Nuclear detonations create mass fires or firestorms, which are set simultaneously over very large areas. Unlike ordinary fires, which burn in a line and only have a fraction of a square mile burning at any given time, everything burns at the same time within the area of a firestorm.
The explosion of a 550 kiloton strategic nuclear weapon over a large city, under average weather conditions, can instantly start fires over a total area of about 100 square miles (200 square kilometers). Within minutes after the detonation, enormous volumes of hot air would rise rapidly over the fire zone and created a huge chimney effect, causing incoming air from outside the fire zone to be sucked in towards the fire's center from all directions. These winds would fan the fires, causing them to increase in intensity and spread, generating still larger volumes of hot rising air, which would accelerate the incoming winds to hurricane force.
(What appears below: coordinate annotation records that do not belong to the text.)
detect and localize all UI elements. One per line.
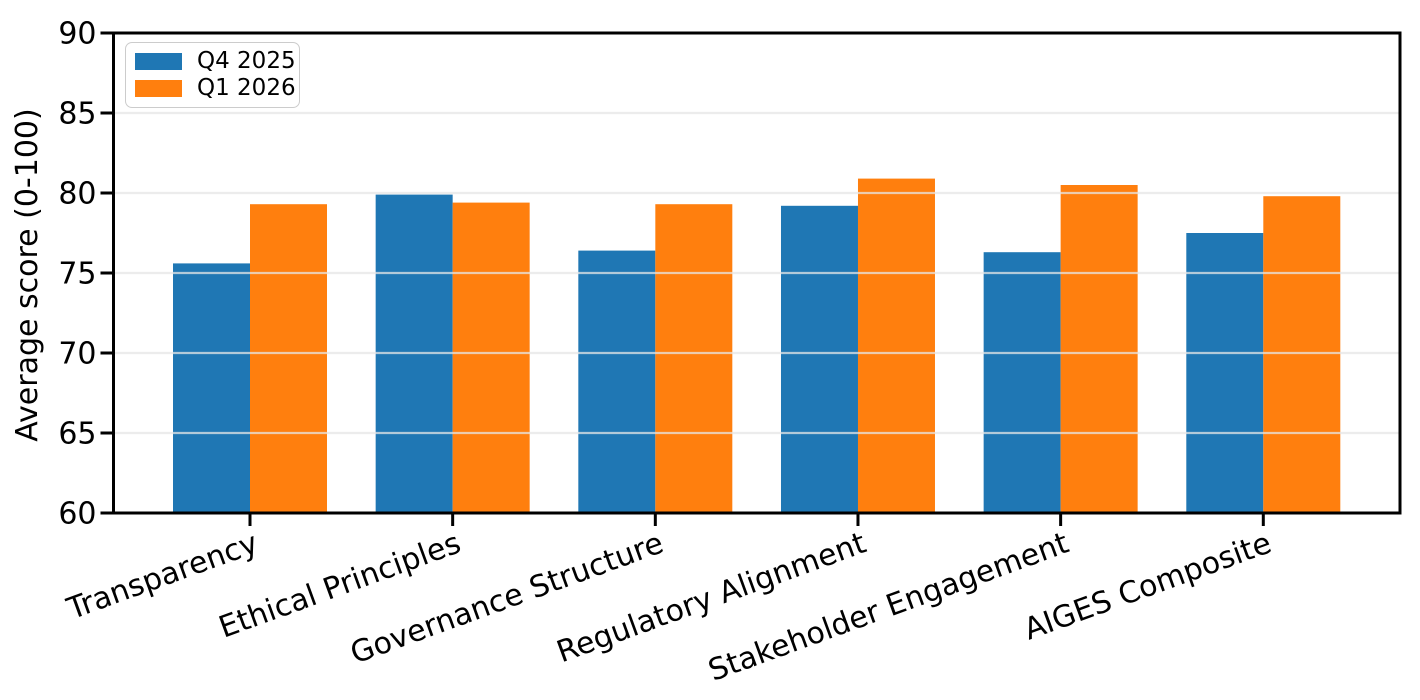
legend-label-q1-2026: Q1 2026 — [197, 75, 296, 102]
y-axis-label: Average score (0-100) — [10, 108, 45, 442]
bar-q4-2025-0 — [173, 263, 250, 513]
bar-q4-2025-2 — [578, 250, 656, 513]
bar-q1-2026-4 — [1060, 185, 1138, 513]
y-tick-label-70: 70 — [58, 337, 96, 372]
legend-swatch-q1-2026 — [135, 80, 182, 98]
bar-q4-2025-4 — [983, 252, 1061, 513]
bar-q4-2025-3 — [780, 205, 858, 514]
y-tick-label-75: 75 — [58, 257, 96, 292]
legend-swatch-q4-2025 — [135, 52, 182, 70]
bar-q1-2026-5 — [1263, 196, 1341, 513]
bar-q4-2025-5 — [1186, 233, 1264, 513]
y-tick-label-85: 85 — [58, 97, 96, 132]
bar-q1-2026-1 — [452, 202, 530, 513]
bar-q1-2026-0 — [250, 204, 327, 513]
legend-item-q4-2025: Q4 2025 — [126, 47, 299, 74]
bar-q1-2026-2 — [655, 204, 733, 513]
bar-q1-2026-3 — [857, 178, 935, 513]
legend-item-q1-2026: Q1 2026 — [126, 77, 299, 100]
legend-label-q4-2025: Q4 2025 — [197, 47, 296, 74]
y-tick-label-60: 60 — [58, 497, 96, 532]
y-tick-label-90: 90 — [58, 17, 96, 52]
x-tick-label-4: Stakeholder Engagement — [704, 526, 1074, 689]
legend: Q4 2025 Q1 2026 — [125, 42, 300, 108]
y-tick-label-65: 65 — [58, 417, 96, 452]
y-tick-label-80: 80 — [58, 177, 96, 212]
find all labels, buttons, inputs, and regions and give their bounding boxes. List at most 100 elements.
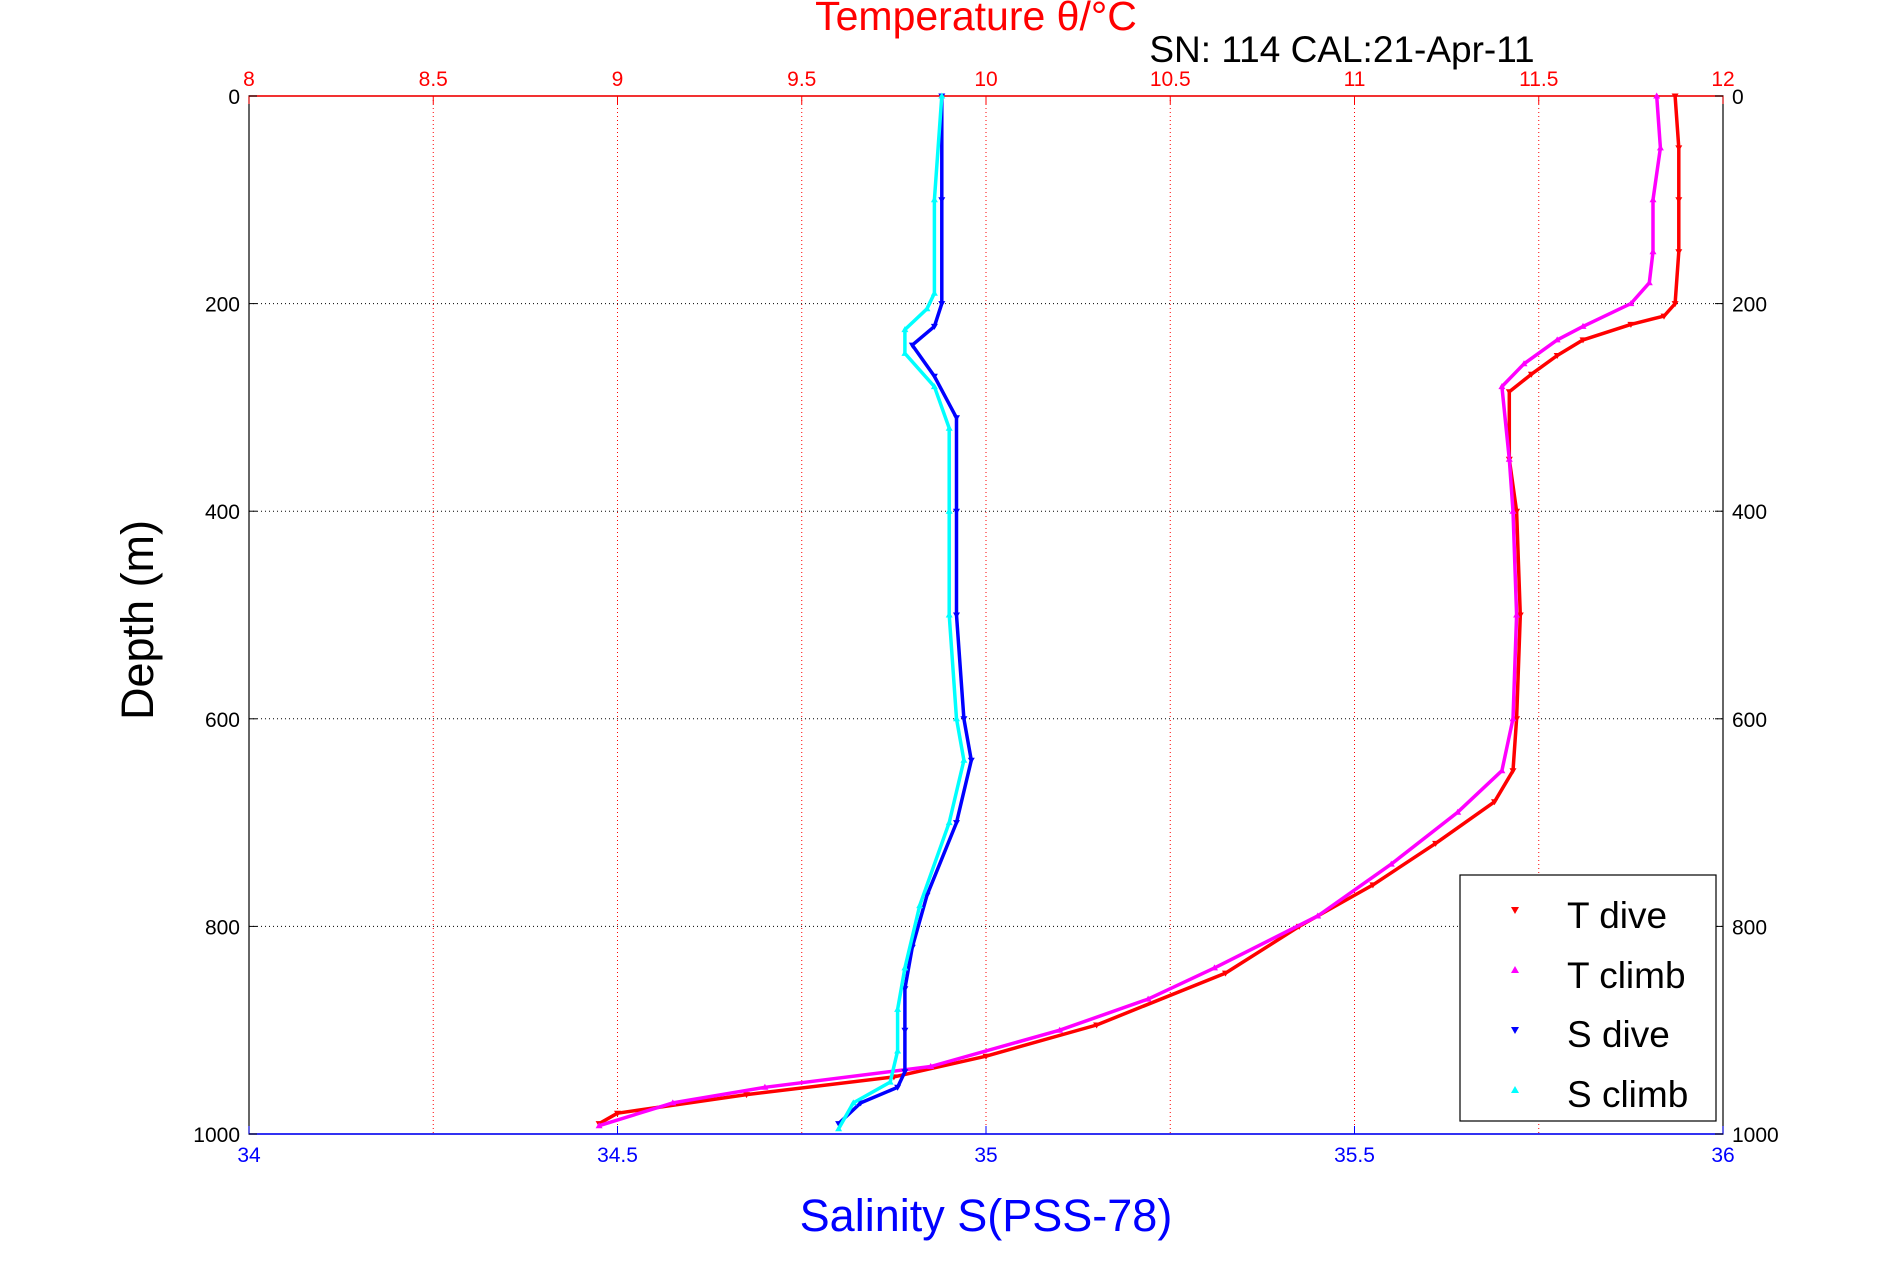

These superheated, inrushing winds would drive the flames from burning buildings horizontally towards the ground, filling city streets with hot flames and firebrands, and causing the fire to jump hundreds of feet to engulf anything that was not yet violently burning. Average air temperatures in the firestorm would quickly rise to well above the boiling point of water. The entire fire zone would become a huge hurricane of fire from which there would be no escape. Anyone in the streets would be incinerated, and those seeking shelter in basements would either be suffocated or die from the heat.